Giacomo Leopardi, « Dialogue d’un physicien et d’un métaphysicien », Petites œuvres morales, Allia, p. 76.
Car entre nous, mon ami, je vous crois heureux, vous et tous les autres ; mais moi, avec votre permission et celle de votre siècle, je suis vraiment très malheureux ; j’en ai la certitude, et tous les journaux du monde ne me persuaderont pas du contraire.
Giacomo Leopardi, « Dialogue de Tristan et d’un ami », Petites œuvres morales, Allia, p. 241.
Or à jamais tu dormiras,
Cœur harassé. Mort est le dernier mirage,
Que je crus éternel. Mort. Et je sens bien
Qu’en nous des chères illusions
Non seul l’espoir, le désir est éteint.
Dors à jamais. Tu as
Assez battu. Nulle chose ne vaut
Que tu palpites, et de soupirs est indigne
La terre. Fiel et ennui,
Non, rien d’autre, la vie ; le monde n’est que boue.
Or calme-toi. Désespère
Un dernier coup. À notre genre le Sort
N’a donné que le mourir. Méprise désormais
Toi-même, la nature, et la puissance
Brute inconnue qui commande au mal commun,
Et l’infinie vanité du Tout.
Giacomo Leopardi, « À soi-même », Chants, Flammarion, p. 201.
Bien que je ne voie pas encore le terme de ma vie, un sentiment secret m’assure pourtant que mon heure est proche. Je suis mûr pour la mort, et il me paraît trop absurde, alors que je suis mort spirituellement, et que la fable de l’existence est achevée pour moi, de devoir durer encore quarante ou cinquante ans, comme m’en menace la nature. Cette seule idée me fait frémir. Mais, comme il en est de tous ces maux qui dépassent l’imagination, cette perspective me semble un songe et une illusion qui ne se vérifieront jamais.
Giacomo Leopardi, « Dialogue de Tristan et d’un ami », Petites œuvres morales, Allia, p. 241.
Les Anciens pourraient dire à raison que leurs poèmes, simplement chantés, étaient publiés, tandis que nos livres, imprimés, restent toujours inédits.
Giacomo Leopardi, Zibaldone, Le Temps Qu’il Fait.
Mais, pour conclure sur le chant des oiseaux, j’ajouterai que le spectacle de la joie chez autrui, lorsqu’il n’y a pas lieu d’en être jaloux, nous réconforte et nous égaie toujours, et que par suite il faut louer la nature d’avoir pris soin que le chant des oiseaux, qui est une manifestation d’allégresse et une sorte de rire, fût chose publique ; contrairement au chant et au rire humains qui, eu égard au reste du monde, demeurent chose privée.

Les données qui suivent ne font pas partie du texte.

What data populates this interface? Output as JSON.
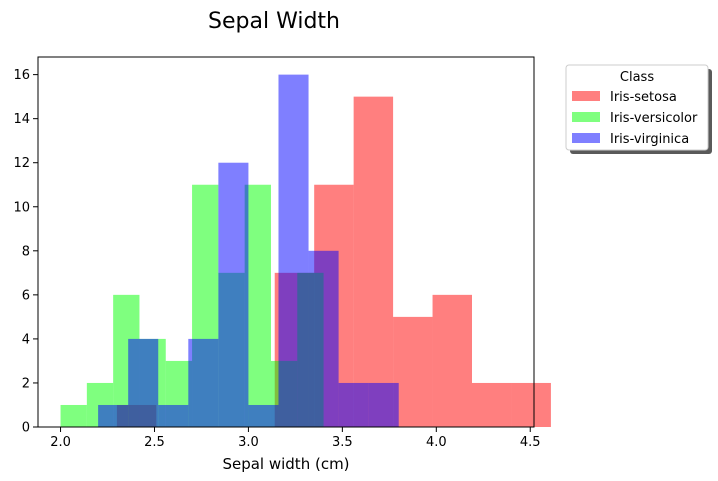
{
  "chart_data": {
    "type": "histogram",
    "title": "Sepal Width",
    "xlabel": "Sepal width (cm)",
    "ylabel": "",
    "xlim": [
      1.88,
      4.52
    ],
    "ylim": [
      0,
      16.8
    ],
    "xticks": [
      "2.0",
      "2.5",
      "3.0",
      "3.5",
      "4.0",
      "4.5"
    ],
    "yticks": [
      "0",
      "2",
      "4",
      "6",
      "8",
      "10",
      "12",
      "14",
      "16"
    ],
    "grid": false,
    "legend": {
      "title": "Class",
      "placement": "outside-top-right",
      "shadow": true
    },
    "series": [
      {
        "name": "Iris-setosa",
        "color": "#ff0000",
        "alpha": 0.5,
        "bin_start": 2.3,
        "bin_width": 0.21,
        "counts": [
          1,
          0,
          0,
          0,
          7,
          11,
          15,
          5,
          6,
          2,
          2
        ]
      },
      {
        "name": "Iris-versicolor",
        "color": "#00ff00",
        "alpha": 0.5,
        "bin_start": 2.0,
        "bin_width": 0.14,
        "counts": [
          1,
          2,
          6,
          4,
          3,
          11,
          7,
          11,
          3,
          7
        ]
      },
      {
        "name": "Iris-virginica",
        "color": "#0000ff",
        "alpha": 0.5,
        "bin_start": 2.2,
        "bin_width": 0.16,
        "counts": [
          1,
          4,
          1,
          4,
          12,
          1,
          16,
          8,
          2,
          2
        ]
      }
    ]
  }
}
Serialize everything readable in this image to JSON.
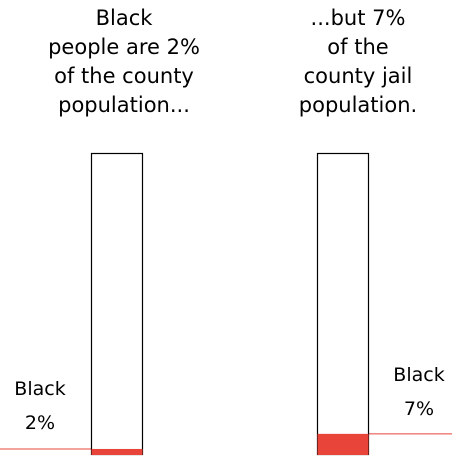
{
  "chart_data": {
    "type": "bar",
    "categories": [
      "County population",
      "County jail population"
    ],
    "series": [
      {
        "name": "Black",
        "values": [
          2,
          7
        ]
      }
    ],
    "ylim": [
      0,
      100
    ],
    "headings": [
      [
        "Black",
        "people are 2%",
        "of the county",
        "population..."
      ],
      [
        "...but 7%",
        "of the",
        "county jail",
        "population."
      ]
    ],
    "callouts": [
      [
        "Black",
        "2%"
      ],
      [
        "Black",
        "7%"
      ]
    ],
    "colors": {
      "fill": "#e8443a",
      "outline": "#000000",
      "leader": "#e8443a"
    }
  }
}
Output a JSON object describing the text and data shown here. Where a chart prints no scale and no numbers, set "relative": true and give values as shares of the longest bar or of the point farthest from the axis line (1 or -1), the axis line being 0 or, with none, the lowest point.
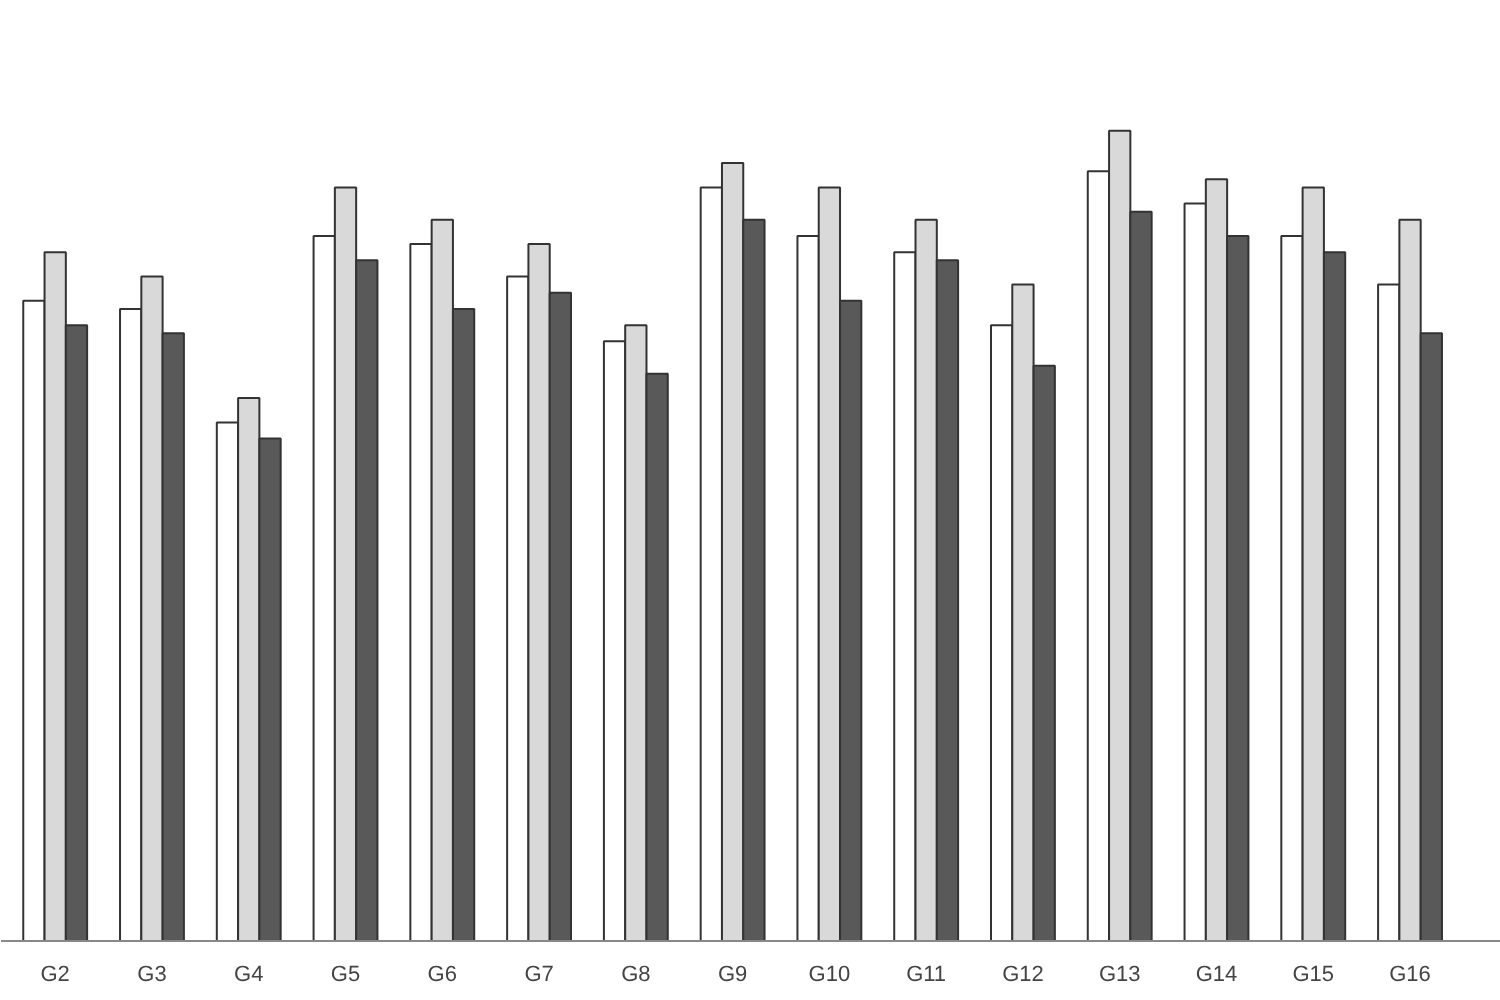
{
  "chart_data": {
    "type": "bar",
    "relative": true,
    "grid": false,
    "categories": [
      "G2",
      "G3",
      "G4",
      "G5",
      "G6",
      "G7",
      "G8",
      "G9",
      "G10",
      "G11",
      "G12",
      "G13",
      "G14",
      "G15",
      "G16"
    ],
    "series": [
      {
        "color": "#ffffff",
        "values": [
          0.79,
          0.78,
          0.64,
          0.87,
          0.86,
          0.82,
          0.74,
          0.93,
          0.87,
          0.85,
          0.76,
          0.95,
          0.91,
          0.87,
          0.81
        ]
      },
      {
        "color": "#d9d9d9",
        "values": [
          0.85,
          0.82,
          0.67,
          0.93,
          0.89,
          0.86,
          0.76,
          0.96,
          0.93,
          0.89,
          0.81,
          1.0,
          0.94,
          0.93,
          0.89
        ]
      },
      {
        "color": "#595959",
        "values": [
          0.76,
          0.75,
          0.62,
          0.84,
          0.78,
          0.8,
          0.7,
          0.89,
          0.79,
          0.84,
          0.71,
          0.9,
          0.87,
          0.85,
          0.75
        ]
      }
    ]
  }
}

Et c’est par une sage disposition de la nature que la terre et l’air sont remplis d’animaux qui, de leurs cris de joie sonores et incessants, applaudissent tout le jour à l’existence universelle et incitent à l’allégresse les autres créatures, en leur délivrant le témoignage perpétuel, quoique mensonger, de la félicité des choses.
Giacomo Leopardi, « Éloge des oiseaux », Petites œuvres morales, Allia, p. 171.
L’absence de société des lettrés allemands, leur vie retirée et inlassablement studieuse, leur vie de cabinet, ne rendent pas seulement leurs opinions et leurs pensées indépendantes des hommes (ou des opinions d’autrui), mais des choses mêmes. C’est ainsi que leurs théories, leurs systèmes, leurs philosophies (à quelque genre qu’ils appartiennent : politique, littéraire, métaphysique, moral et même physique) sont pour la plupart des poèmes de la raison.
Giacomo Leopardi, Zibaldone, Le Temps Qu’il Fait.
Voilà en quoi me semble tenir la différence entre ce siècle et les autres ; autrefois, comme de nos jours, la grandeur était fort rare ; mais alors, c’était la médiocrité qui régnait, tandis qu’aujourd’hui, c’est partout le règne de la nullité.
Giacomo Leopardi, « Dialogue de Tristan et d’un ami », Petites œuvres morales, Allia, p. 239.
La vie est ainsi faite que, pour la supporter, il faut de temps en temps la déposer, reprendre un peu haleine, et comme se restaurer d’un léger avant-goût de la mort.
Giacomo Leopardi, « Cantique du coq sauvage », Petites œuvres morales, Allia, p. 177.